A River and Its Water: Reclaiming the Commons - Part 7

Seventh of a series

“[T]he West’s cardinal law: that water flows toward power and money.”

- Marc Reisner

In the first season of the television series, “Yellowstone,” a California developer named Dan Jenkins reveals his plans to divert the Yellowstone River to provide water and power to the huge casino he intends to build in Paradise Valley. When the timid bankers voice skepticism, Jenkins replies, “On our land, it’s our river. This isn’t California, gentlemen. This is Montana. We can do whatever we want.”

Well, not quite. Jenkins’ dam was still on the drawing board when John Dutton dynamited both the valley and Jenkins’ plans, rerouting the river so that it now ran solely through the Dutton ranch. That took care of that problem.

A couple of articles have subsequently tried to spoil the fun. One noted that Jenkins seemed ignorant of Article IX Section 3.3 of Montana’s Constitution, which states: “All surface, underground, flood, and atmospheric waters within the boundaries of the state are the property of the state for the use of its people and are subject to appropriation for beneficial uses as provided by law.”  Montana allocates water rights through a system called “prior appropriation”, which basically means whoever gets there first gets the water (“first in time, first in right”). Because the Duttons came to the valley in 1883, “they didn’t need dynamite, they needed a decent water rights attorney. . . and a permit.” But that ain’t the way the Duttons do business.
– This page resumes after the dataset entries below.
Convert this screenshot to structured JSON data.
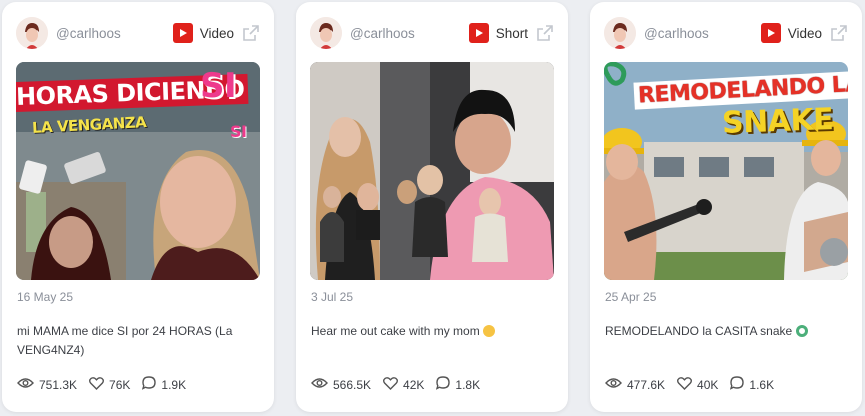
{
  "cards": [
    {
      "handle": "@carlhoos",
      "type": "Video",
      "thumbnail": {
        "line1": "HORAS DICIENDO",
        "line2": "LA VENGANZA",
        "accent": "SI",
        "accent2": "SI"
      },
      "date": "16 May 25",
      "caption": "mi MAMA me dice SI por 24 HORAS (La VENG4NZ4)",
      "views": "751.3K",
      "likes": "76K",
      "comments": "1.9K"
    },
    {
      "handle": "@carlhoos",
      "type": "Short",
      "thumbnail": {},
      "date": "3 Jul 25",
      "caption": "Hear me out cake with my mom",
      "views": "566.5K",
      "likes": "42K",
      "comments": "1.8K"
    },
    {
      "handle": "@carlhoos",
      "type": "Video",
      "thumbnail": {
        "line1": "REMODELANDO LA C",
        "line2": "SNAKE"
      },
      "date": "25 Apr 25",
      "caption": "REMODELANDO la CASITA snake",
      "views": "477.6K",
      "likes": "40K",
      "comments": "1.6K"
    }
  ],
  "colors": {
    "youtube_red": "#e0211b",
    "background": "#eceef2",
    "card": "#ffffff"
  },
  "icons": [
    "avatar",
    "youtube-icon",
    "external-link-icon",
    "eye-icon",
    "heart-icon",
    "comment-icon"
  ]
}
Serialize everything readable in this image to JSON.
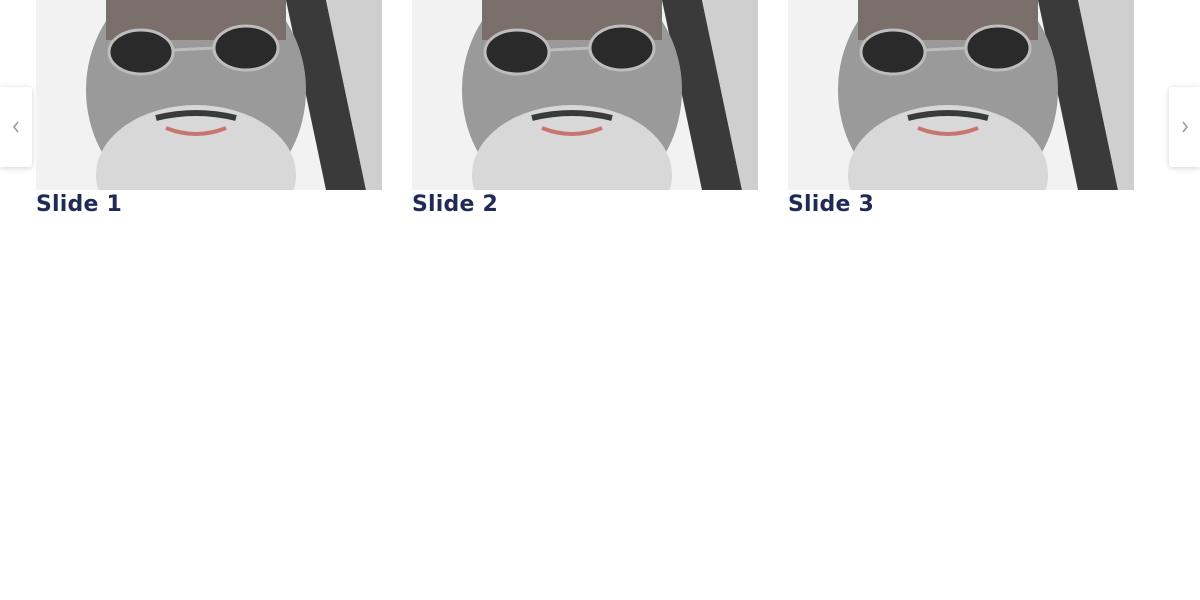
{
  "carousel": {
    "slides": [
      {
        "title": "Slide 1",
        "image": "portrait-photo"
      },
      {
        "title": "Slide 2",
        "image": "portrait-photo"
      },
      {
        "title": "Slide 3",
        "image": "portrait-photo"
      }
    ],
    "controls": {
      "prev_icon": "chevron-left-icon",
      "next_icon": "chevron-right-icon"
    }
  },
  "colors": {
    "title": "#1f2a56",
    "background": "#ffffff"
  }
}
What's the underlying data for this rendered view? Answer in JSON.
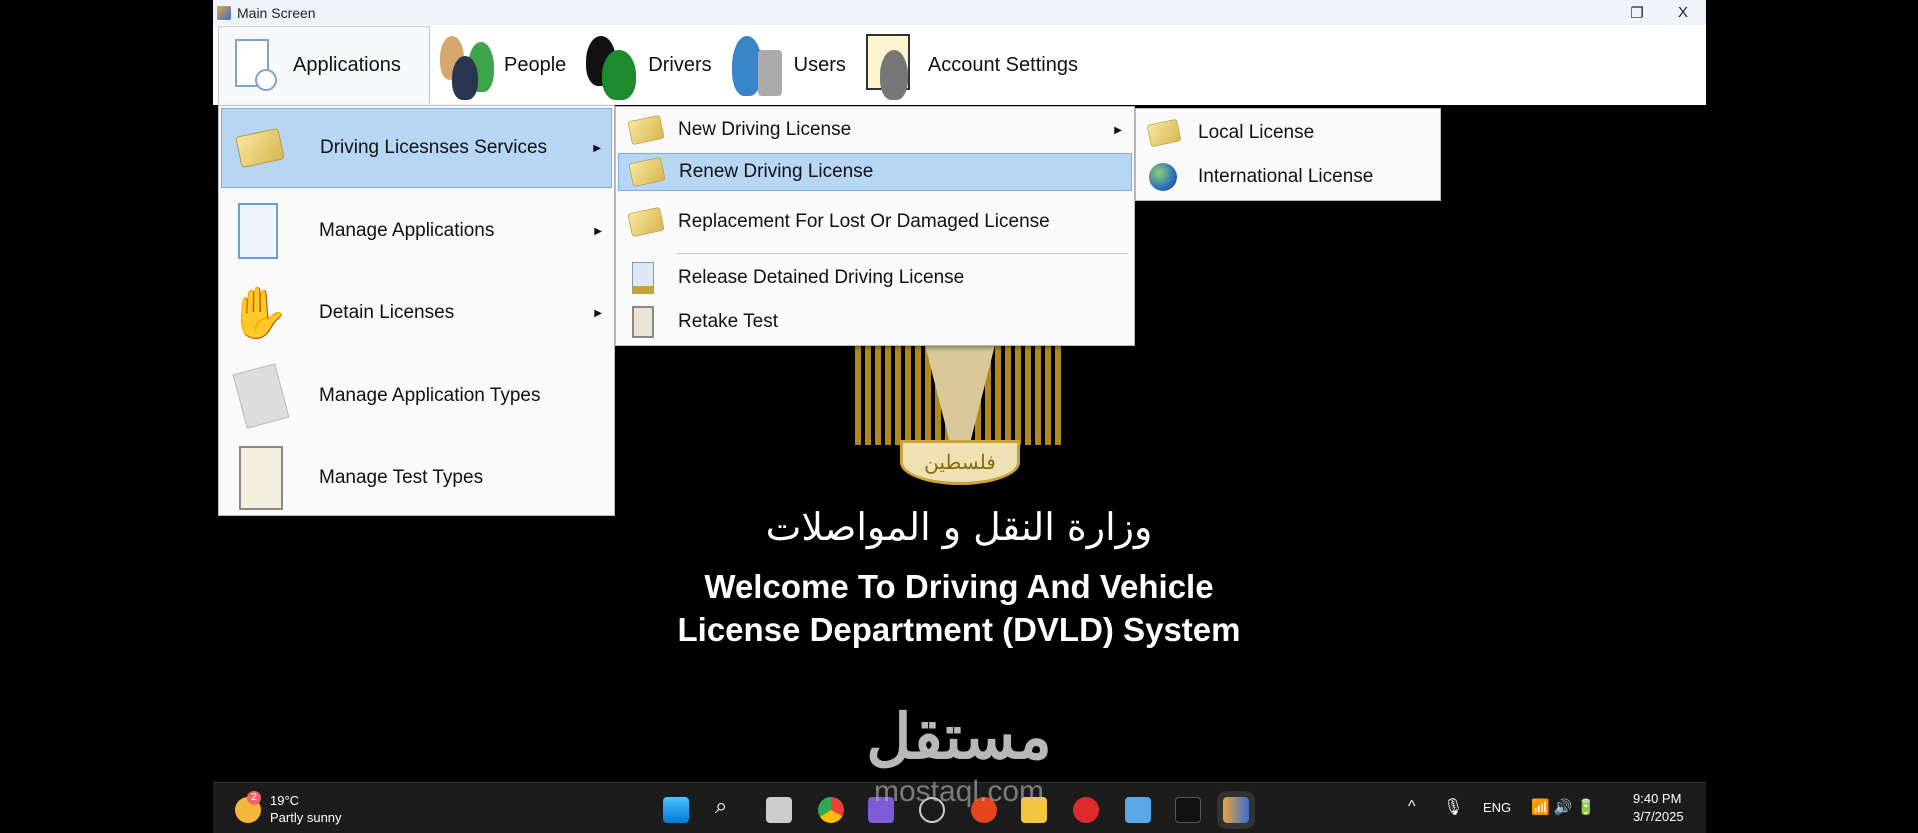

Nor were the people of California – at least the old timers – the wimps whom Jenkins mocked. They were just more subtle.  At the beginning of the 20th century, when the power brokers in Los Angeles wanted water to build the city and enrich themselves, they stole it. All the way from the Owens Valley, 270 miles to the northeast, where they had surreptitiously bought up the land and built an aqueduct.

The original name of the Owens Valley was Payahǖǖnadǖ or “place of flowing water,” which is a bit ironic since it took Los Angeles only 13 years to empty the 100-square-mile lake completely, sending to the city four times as much water as it needed. Draining the lake put the local farmers out of business, and they did respond with dynamite – by trying to blow up the aqueduct on 17 separate occasions. Today, Los Angeles owns most of the land in the valley, and the empty lake’s dry bed has created serious air pollution issues for the inhabitants.

Several years ago, I went to the Owens Valley to spend a week without food and only a little water in the Inyo Mountains. Because the high Sierras on the west side of the valley suck up all the Pacific rains, it is the driest place I have ever been. Just to its east is Death Valley.

The story of the great water theft in the Owens Valley is told mythically in Roman Polanski’s film, “Chinatown,” and majestically in Marc Reisner’s book Cadillac Desert, while the Yellowstone story is told melodramatically in the eponymous television series. But the less electrifying historical and academic papers show that, while “water wars” did bring violence and fraud to the West, “armed water insurrections have been replaced by court fights and water rights sales.”

And that brings me to another truth the headlines often overlook: that rivers have at least as much ability to bring people together as to send them to the mattresses – and that the commons does not have to be the catastrophe that Garret Hardin makes it out to be.